Autour de « l’affaire Mila » : «Tout est permis, mais tout n'est pas utile» (1 Co 6,12 et 10,23)
Ce qu’on appelle « l’affaire Mila » est intéressant à plus d’un titre, et non moins agaçant. Ce qu’il faut en retenir relève moins de ce qu’a pu dire une adolescente, qui avait peut-être besoin puérilement de s’affirmer quelque chose à elle-même, que du caractère « radical » des réactions contradictoires des diverses parties (1) de la société.
Avec l’imprudence de recourir pour s’exprimer aux « réseaux sociaux » – dont on n’a pas fini de mesurer la nuisance potentielle – la jeune fille a pris le risque d’enflammer la haine de ceux qui se sont senti haïs dans ce qui leur importait le plus. Même s’ils ont tort, c’est un fait. À injure, injure et demie ? Mais quand la « réponse » en arrive aux menaces de mort, cela repose effectivement et crûment la question de la liberté d’expression, dont on a tellement parlé au moment de « l’affaire Charlie ».
Certains défenseurs de la laïcité, y compris récemment le président de la République,prennent la défense du « droit de blasphème », c’est à dire d’une « parole qui outrage la divinité ou qui insulte la religion » (Dictionnaire de l’Académie française). Que l’on ait supprimé en 1881 le délit de blasphème est une chose heureuse : on ne peut condamner à mort (ou à d’autres peines) pour des mots. Notons le paradoxe qui consiste à attaquer non pas les institutions religieuses, qui sont des associations humaines faillibles, et à ce titre parfaitement contestables, mais « Dieu ». Puisqu’il est un être auquel le blasphémateur ne croit pas, ce dernier s’attaque ainsi à rien, inutilement.
Le blasphème est une des possibilités offertes par la liberté d’expression. Celle-ci doit rester intangible, sachant qu’elle reste néanmoins passible de poursuites en cas d’abus déterminés par la loi : injures, appel à la haine etc. Que ça puisse devenir un « droit » spécifique (et pourquoi pas un devoir ?) n’est pas sans poser problème. De quoi s’agit-il ? Dans un état laïc comme le nôtre, redisons-le, les religions peuvent – comme ce qui est humain (même si elles revendiquent, elles, un caractère divin) – être critiquées. Certains de leurs membres ont souvent eu ou ont encore des comportements répréhensibles, leur organisation institutionnelle peut choquer… On peut aussi noter aussi, sans grand risque d’être contredit, que tels passages de l’Ancien Testament sont bien sanglants : Caïn et Abel (Gn 4), le Déluge (Gn 7), les massacres sur la route de la terre promise (livre de Josué) etc., que telles sourates du Qoran, en particulier de la période médinoise, recèlent beaucoup d’intolérance vis-à-vis de la liberté religieuse (2) et de violence vis-à-vis des « mécréants »… Encore faut-il, quand on attaque ces livres, citer et référencer les passages incriminés et les situer dans leurs contextes.

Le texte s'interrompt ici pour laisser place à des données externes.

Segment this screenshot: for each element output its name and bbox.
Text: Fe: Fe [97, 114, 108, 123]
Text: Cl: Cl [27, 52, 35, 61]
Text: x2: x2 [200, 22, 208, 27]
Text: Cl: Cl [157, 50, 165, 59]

Dire « Votre religion, c’est de la merde. Votre Dieu, je lui mets un doigt dans le trou du cul, merci, au revoir » (cité dans Le Monde du 30 janvier 2020) est une injure gratuite, et ordurière de surcroît, ce n’est pas une critique en raison, démonstrative et donc utile. Que n’aurions-nous pas entendu si Zemmour avait signé une telle phrase ? Le cas de Mila a été classé sans suite par le parquet de la Vienne, conformément à la loi, puisque ce qui n’est pas expressément interdit reste autorisé, et dans un brouhaha médiatique relativement favorable.

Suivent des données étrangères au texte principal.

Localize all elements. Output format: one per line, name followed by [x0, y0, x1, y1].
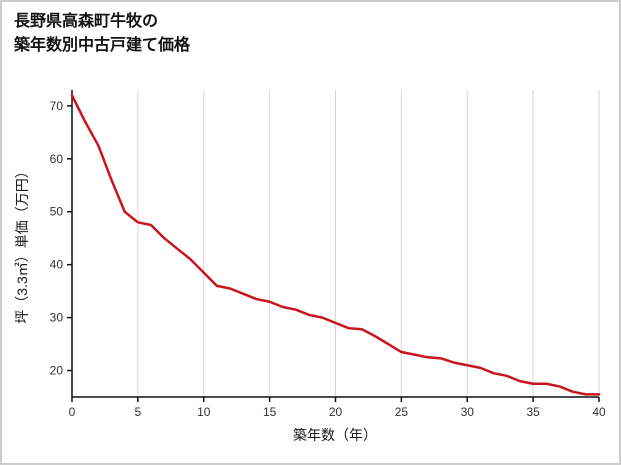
- y-tick-label: 60: [50, 152, 64, 166]
- y-tick-label: 70: [50, 99, 64, 113]
- x-axis-label: 築年数（年）: [293, 427, 377, 443]
- x-tick-label: 25: [395, 405, 409, 419]
- y-tick-label: 20: [50, 364, 64, 378]
- x-tick-label: 40: [592, 405, 606, 419]
- y-tick-label: 50: [50, 205, 64, 219]
- chart-title-line2: 築年数別中古戸建て価格: [14, 37, 191, 54]
- y-tick-label: 40: [50, 258, 64, 272]
- price-line-series: [70, 94, 601, 396]
- x-tick-label: 10: [197, 405, 211, 419]
- y-tick-label: 30: [50, 311, 64, 325]
- x-tick-label: 20: [329, 405, 343, 419]
- x-tick-label: 15: [263, 405, 277, 419]
- chart-title: 長野県高森町牛牧の 築年数別中古戸建て価格: [14, 10, 190, 58]
- x-tick-label: 5: [135, 405, 142, 419]
- x-tick-label: 35: [526, 405, 540, 419]
- x-tick-label: 30: [461, 405, 475, 419]
- chart-title-line1: 長野県高森町牛牧の: [14, 13, 159, 30]
- y-axis-label: 坪（3.3㎡）単価（万円）: [14, 164, 30, 323]
- x-tick-label: 0: [69, 405, 76, 419]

« En France, il est possible de critiquer, voire d’insulter une religion, mais il est en revanche interdit d’insulter les adeptes d’une religion. Il existe des dispositions pour lutter contre la discrimination, la diffamation ou l’injure contre les personnes religieuses » rappelle Pierre Breteau dans Le Monde du 30 janvier 2020. Cette distinction de la loi n’est-elle pas un peu hypocrite ? Et si un adepte d’une religion se sent personnellement insulté quand on attaque sa religion, fondement de sa communauté, de façon à la fois grossière et vaine ? Car il ne s’agit pas ici d’arguments, même brutaux, recevables dans un combat idéologique légitime, mais d’invectives simplistes.
Tant qu’à blasphémer, on les en a accusés, relisons plutôt les grands « libertins » du XVIIIe siècle. Ils sont plus sévères que bien des caricaturistes d’aujourd’hui. Quand ils contestent les croyances et surtout les institutions religieuses, ils le font plus profondément, avec en général un raisonnement (pertinent ou non) en vue d’obtenir l’adhésion de leur lecteur pour une grande et juste cause : la liberté de penser. Ils y ajoutent du style, ce qui ne gâte rien.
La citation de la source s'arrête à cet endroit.